Sondage du SPPC auprès des organismes d’enquête 2014 : Résultats concernant les orgamismes de réglementation

Contexte

Le Service des poursuites pénales du Canada (SPPC) a été créé en décembre 2006, avec l’entrée en vigueur de la Loi sur le directeur des poursuites pénales. Il remplace l’ancien Service fédéral des poursuites, qui faisait partie du ministère de la Justice du Canada. Le Directeur des poursuites pénales est chargé d’intenter des poursuites relatives à des infractions relevant de la compétence fédérale, et de fournir des conseils et du soutien juridiques aux organismes d’application de la loi dans le cadre des enquêtes qui peuvent mener à de telles poursuites. Ainsi, le SPPC collabore avec les organismes d’enquête des provinces et des territoires, notamment la GRC, les services de police provinciaux et municipaux, ainsi que les organismes de réglementation – les organes d’application de la loi des ministères et organismes fédéraux.

Pour être un service national de poursuites efficace, le SPPC doit collaborer étroitement avec les services de police et les organismes de réglementation à travers le pays. Ce faisant, le SPPC doit respecter leur indépendance tout en maintenant la sienne.

Favoriser les relations de travail axées sur la collaboration avec les organismes d’enquête constitue l’une des priorités organisationnelles continues du SPPC. Dans le cadre de l’atteinte de cet objectif, le SPPC s’est engagé à effectuer un suivi à son premier sondage auprès des organismes d’enquêteNote de bas de page 1, effectué en 2008, en cherchant à obtenir une rétroaction actualisée de la part de ses partenaires.

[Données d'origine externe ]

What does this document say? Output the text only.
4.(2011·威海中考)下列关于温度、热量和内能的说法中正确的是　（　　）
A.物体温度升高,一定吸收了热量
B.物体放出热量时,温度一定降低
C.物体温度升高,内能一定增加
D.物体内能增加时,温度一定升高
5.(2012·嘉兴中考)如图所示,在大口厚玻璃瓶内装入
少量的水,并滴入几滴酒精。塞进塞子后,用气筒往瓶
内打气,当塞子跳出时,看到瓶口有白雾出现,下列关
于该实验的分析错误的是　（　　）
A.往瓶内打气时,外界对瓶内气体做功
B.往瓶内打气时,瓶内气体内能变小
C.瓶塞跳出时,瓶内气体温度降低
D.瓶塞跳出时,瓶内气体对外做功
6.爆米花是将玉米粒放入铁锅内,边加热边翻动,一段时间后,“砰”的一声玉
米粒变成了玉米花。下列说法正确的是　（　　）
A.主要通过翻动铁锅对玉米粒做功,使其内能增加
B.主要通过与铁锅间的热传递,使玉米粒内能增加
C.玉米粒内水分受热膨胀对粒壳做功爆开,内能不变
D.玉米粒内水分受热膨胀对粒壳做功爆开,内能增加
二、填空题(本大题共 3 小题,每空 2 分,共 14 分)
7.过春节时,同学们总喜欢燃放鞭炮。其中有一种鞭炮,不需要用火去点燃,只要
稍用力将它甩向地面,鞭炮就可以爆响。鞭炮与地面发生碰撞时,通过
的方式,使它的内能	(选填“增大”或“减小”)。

1.1 Objectifs et portée du sondage

Le sondage auprès des organismes d’enquête de 2014 visait à obtenir de la rétroaction sur avis juridiques et autres activités liées aux poursuites du SPPC auprès des services de police et des organismes de réglementation qui lancent la plupart des affaires pour lesquelles le SPPC intente des procédures. Ce sondage avait trois objectifs :

Le sondage était de portée nationale. Il s’adressait aux enquêteurs à tous les niveaux, et leur donnait une occasion de soumettre des pratiques exemplaires ou leurs préoccupations, en s’inspirant de leurs expériences. Le questionnaire du sondage mettait l’accent sur la prestation de services de consultation et de soutien juridiques du SPPC dans les poursuites réglementaires, ainsi que les activités de formation du SPPC et les engagements de ce dernier à l’égard du service.

On a demandé aux personnes ayant participé au sondage de fournir des renseignements quantitatifs sur la nature et la fréquence des différentes formes de services de poursuites et de formation qu’elles ont reçues, ainsi que leur connaissance des normes de service du SPPC. On leur a également demandé d’évaluer l’utilité des services de poursuites et de la formation, ainsi que la mesure dans laquelle les normes de service étaient respectées. Pour finir, on a invité les participants au sondage à formuler des commentaires sur les points forts des activités du SPPC liées aux poursuites, les stratégies d’amélioration possibles et, enfin, les normes de service et leur mise en place.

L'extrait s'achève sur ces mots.